Artemisia inculta is a rare perennial species of aromatic undershrub in the family Asteraceae, native to North Africa and select regions of the Middle East.

==Description==
Artemisia inculta is a suffrutescent perennial herb distinguished by its woody lower stems and finely divided, pinnatisect foliage. It reaches heights of approximately 60 cm. The inflorescences consist of small, tightly clustered capitula, typically forming at terminal or upper axillary positions.

==Habitat==
In Qatar, Artemisia inculta favors marginal environments, especially roadside habitats.

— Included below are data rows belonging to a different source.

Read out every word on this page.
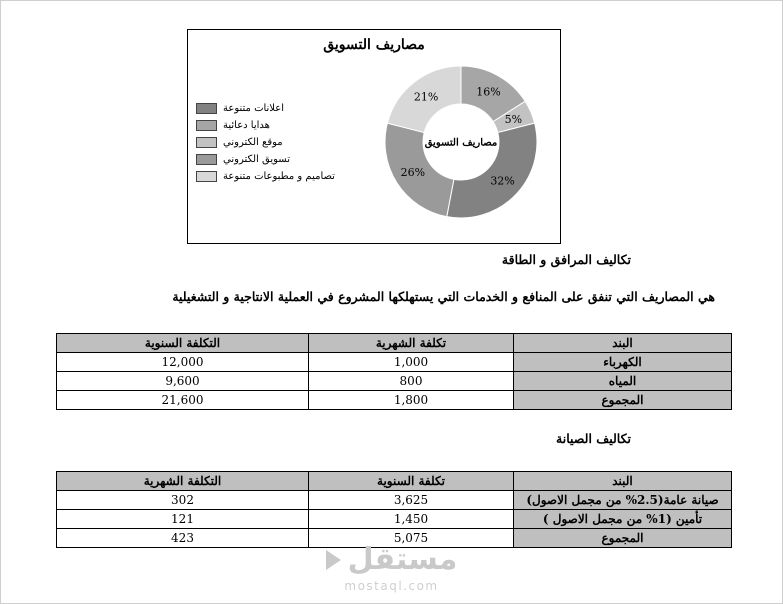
مصاريف التسويق
اعلانات متنوعة
هدايا دعائية
موقع الكتروني
تسويق الكتروني
تصاميم و مطبوعات متنوعة
16%
5%
32%
26%
21%
مصاريف التسويق
تكاليف المرافق و الطاقة
هي المصاريف التي تنفق على المنافع و الخدمات التي يستهلكها المشروع في العملية الانتاجية و التشغيلية
التكلفة السنوية	تكلفة الشهرية	البند
12,000	1,000	الكهرباء
9,600	800	المياه
21,600	1,800	المجموع
تكاليف الصيانة
التكلفة الشهرية	تكلفة السنوية	البند
302	3,625	صيانة عامة(2.5% من مجمل الاصول)
121	1,450	تأمين (1% من مجمل الاصول )
423	5,075	المجموع
مستقل
mostaql.com
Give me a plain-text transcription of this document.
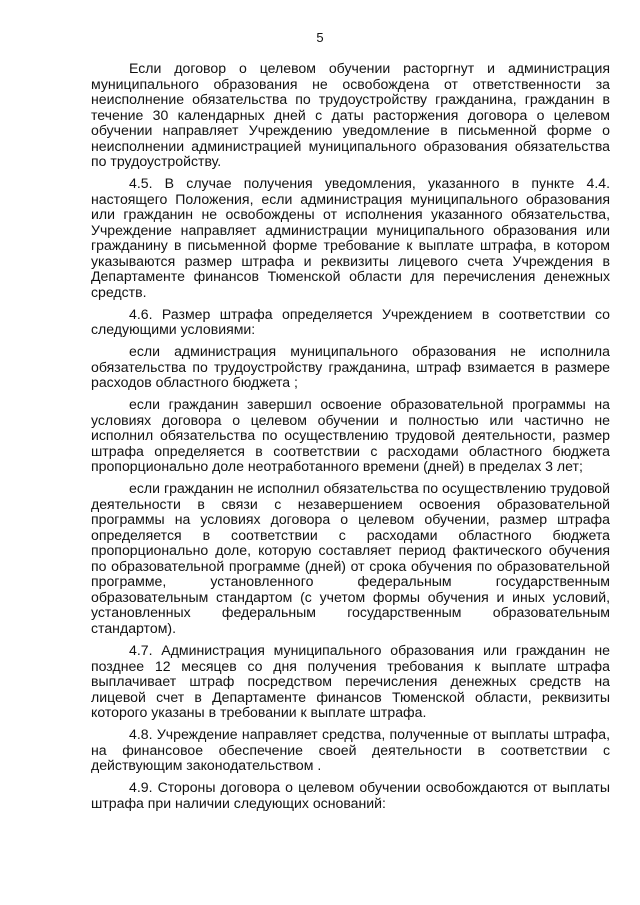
5

Если договор о целевом обучении расторгнут и администрация муниципального образования не освобождена от ответственности за неисполнение обязательства по трудоустройству гражданина, гражданин в течение 30 календарных дней с даты расторжения договора о целевом обучении направляет Учреждению уведомление в письменной форме о неисполнении администрацией муниципального образования обязательства по трудоустройству.

4.5. В случае получения уведомления, указанного в пункте 4.4. настоящего Положения, если администрация муниципального образования или гражданин не освобождены от исполнения указанного обязательства, Учреждение направляет администрации муниципального образования или гражданину в письменной форме требование к выплате штрафа, в котором указываются размер штрафа и реквизиты лицевого счета Учреждения в Департаменте финансов Тюменской области для перечисления денежных средств.

4.6. Размер штрафа определяется Учреждением в соответствии со следующими условиями:

если администрация муниципального образования не исполнила обязательства по трудоустройству гражданина, штраф взимается в размере расходов областного бюджета ;

если гражданин завершил освоение образовательной программы на условиях договора о целевом обучении и полностью или частично не исполнил обязательства по осуществлению трудовой деятельности, размер штрафа определяется в соответствии с расходами областного бюджета пропорционально доле неотработанного времени (дней) в пределах 3 лет;

если гражданин не исполнил обязательства по осуществлению трудовой деятельности в связи с незавершением освоения образовательной программы на условиях договора о целевом обучении, размер штрафа определяется в соответствии с расходами областного бюджета пропорционально доле, которую составляет период фактического обучения по образовательной программе (дней) от срока обучения по образовательной программе, установленного федеральным государственным образовательным стандартом (с учетом формы обучения и иных условий, установленных федеральным государственным образовательным стандартом).

4.7. Администрация муниципального образования или гражданин не позднее 12 месяцев со дня получения требования к выплате штрафа выплачивает штраф посредством перечисления денежных средств на лицевой счет в Департаменте финансов Тюменской области, реквизиты которого указаны в требовании к выплате штрафа.

4.8. Учреждение направляет средства, полученные от выплаты штрафа, на финансовое обеспечение своей деятельности в соответствии с действующим законодательством .

4.9. Стороны договора о целевом обучении освобождаются от выплаты штрафа при наличии следующих оснований:
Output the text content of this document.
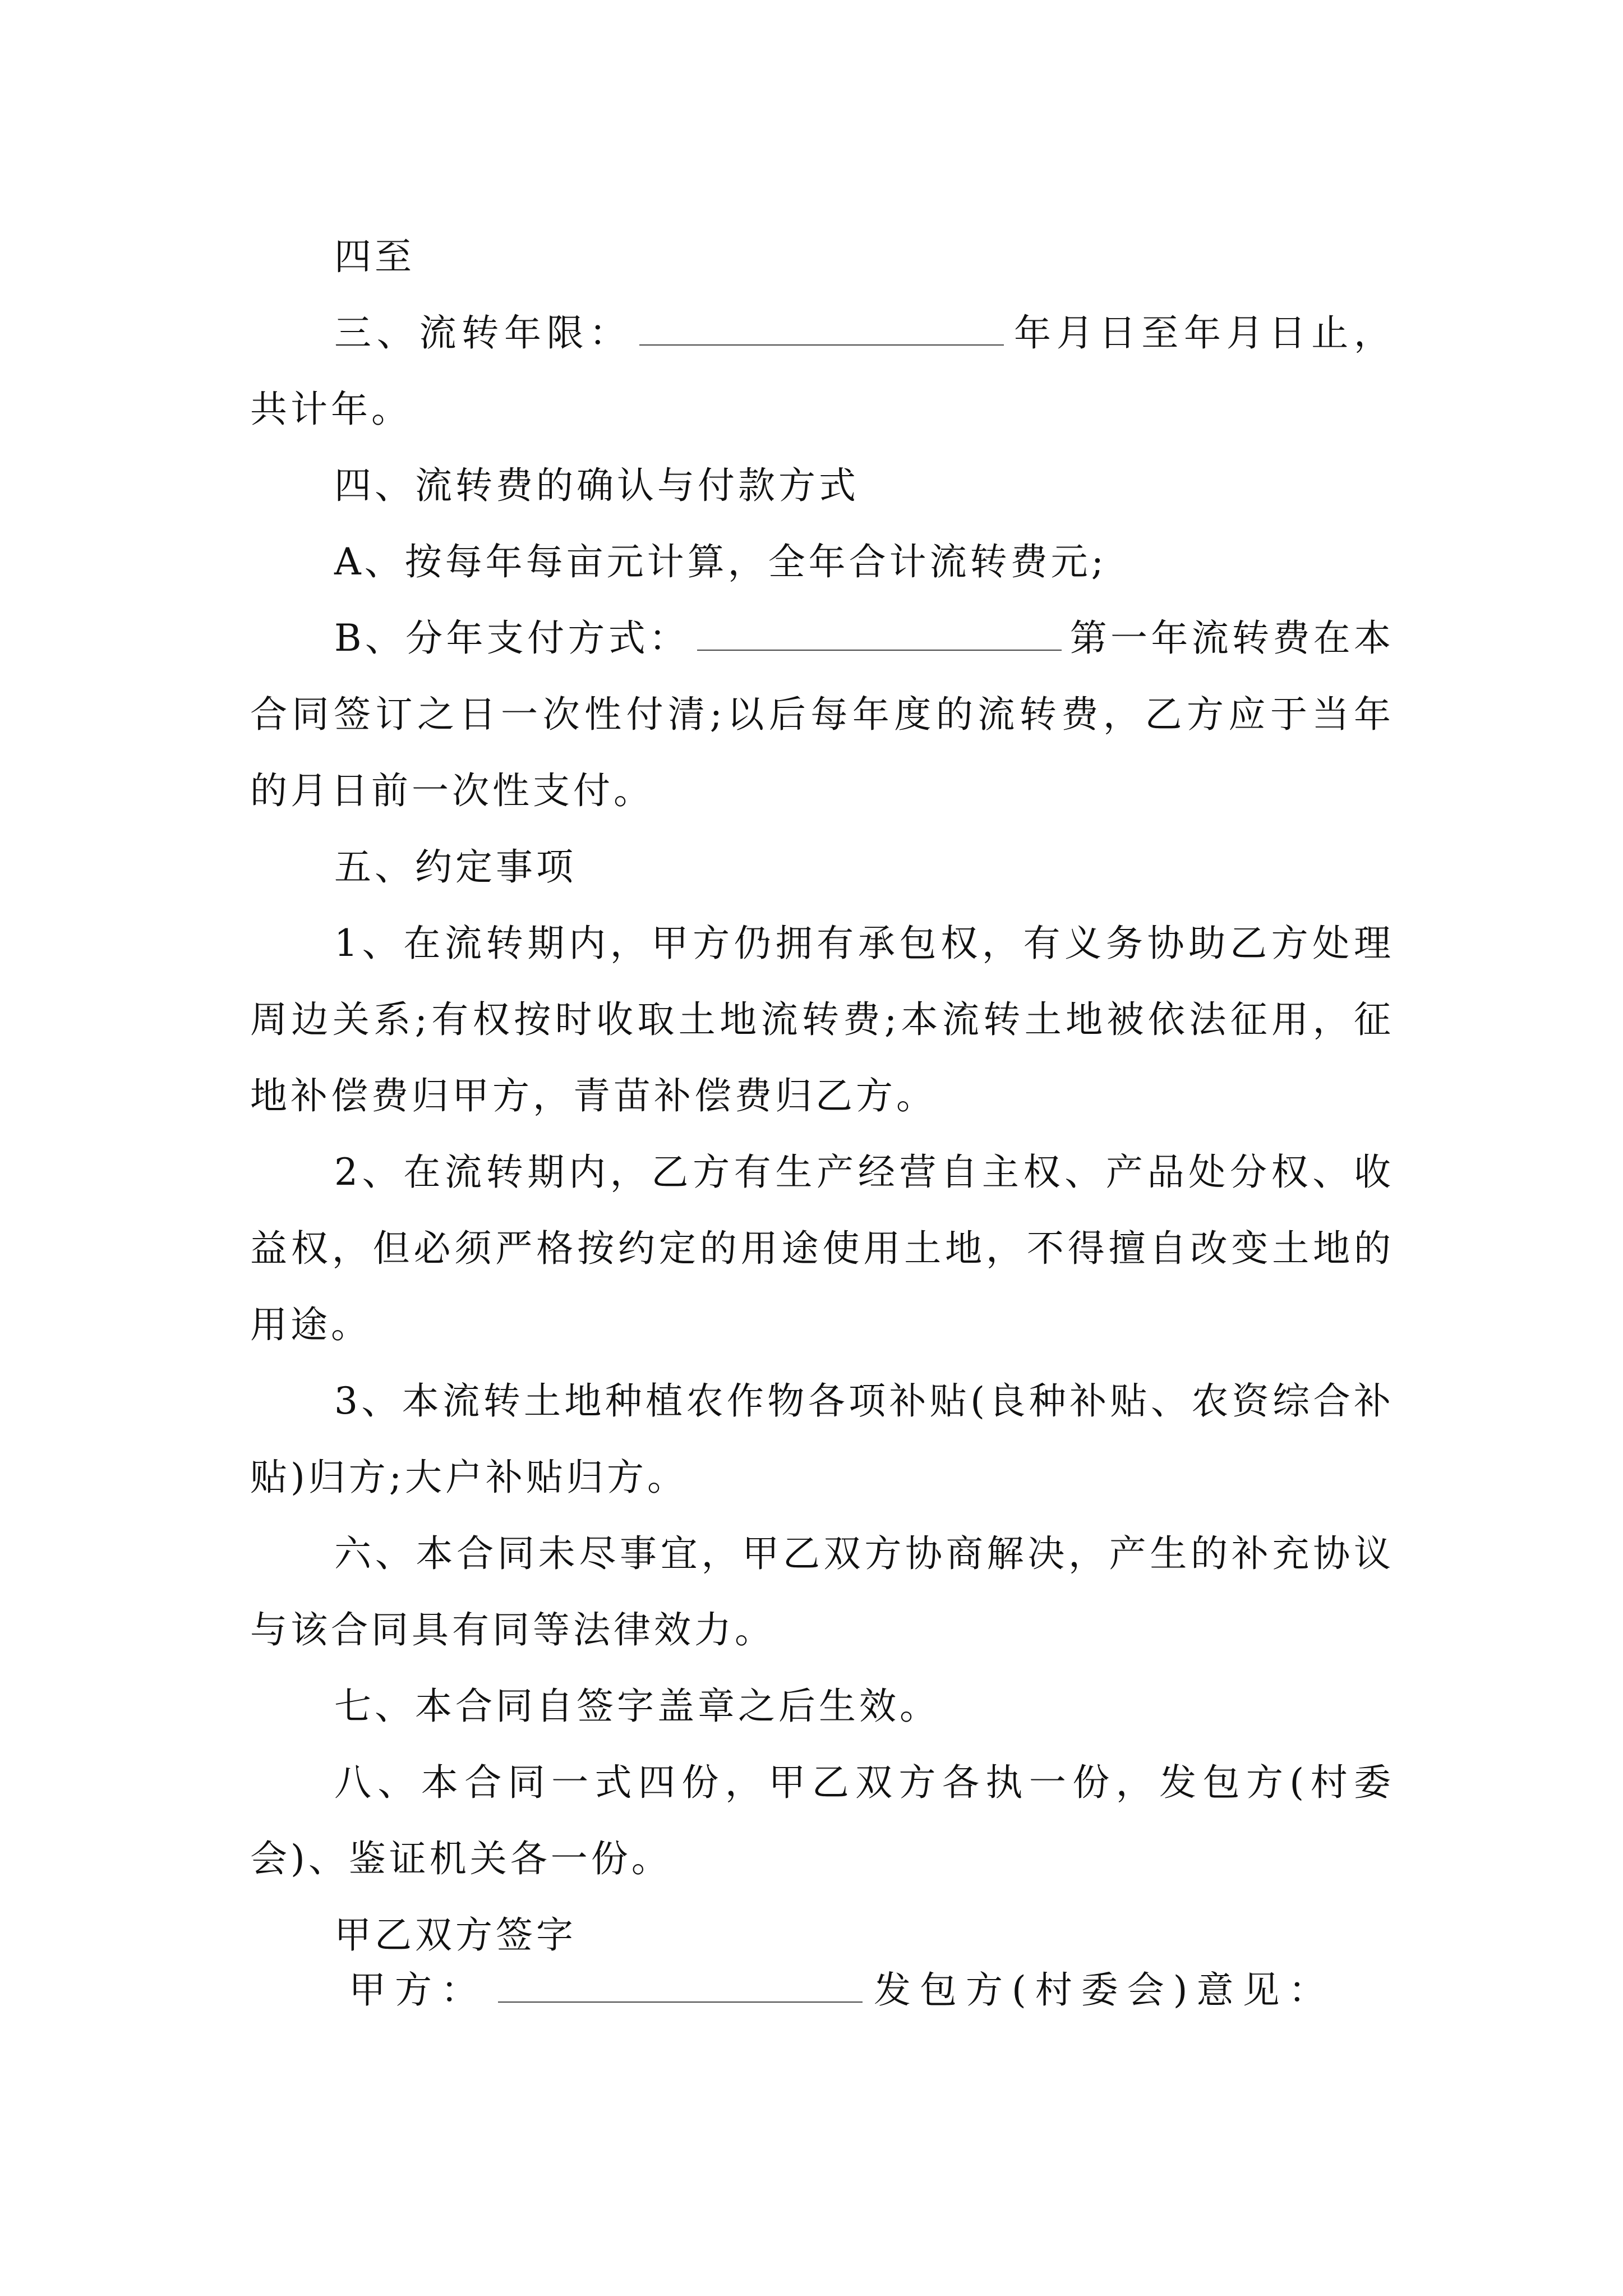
四至

三、流转年限：	年月日至年月日止，共计年。

四、流转费的确认与付款方式

A、按每年每亩元计算，全年合计流转费元;

B、分年支付方式：	第一年流转费在本合同签订之日一次性付清;以后每年度的流转费，乙方应于当年的月日前一次性支付。

五、约定事项

1、在流转期内，甲方仍拥有承包权，有义务协助乙方处理周边关系;有权按时收取土地流转费;本流转土地被依法征用，征地补偿费归甲方，青苗补偿费归乙方。

2、在流转期内，乙方有生产经营自主权、产品处分权、收益权，但必须严格按约定的用途使用土地，不得擅自改变土地的用途。

3、本流转土地种植农作物各项补贴(良种补贴、农资综合补贴)归方;大户补贴归方。

六、本合同未尽事宜，甲乙双方协商解决，产生的补充协议与该合同具有同等法律效力。

七、本合同自签字盖章之后生效。

八、本合同一式四份，甲乙双方各执一份，发包方(村委会)、鉴证机关各一份。

甲乙双方签字

甲方：	发包方(村委会)意见：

Its presence is rare and often restricted to areas with shallow soil depressions where some moisture and protection from disturbance may persist.

==Distribution==
Originally described by Delile in 1814 after being found in Egypt, the species is primarily known in North Africa and the Middle East, with limited confirmed observations in the Arab states of the Persian Gulf. It has also been reported on the Greek island of Crete.

==Local use and significance==
Artemisia inculta, known in parts of the Middle East as sheeh, holds medicinal significance across the Middle East. Traditionally, its leaves have been employed as antiseptics and insect repellents, and the plant is valued for its purported antimicrobial properties. Ethnobotanical accounts list uses ranging from treatments for gastrointestinal ailments to remedies for bronchial conditions and neurological complaints.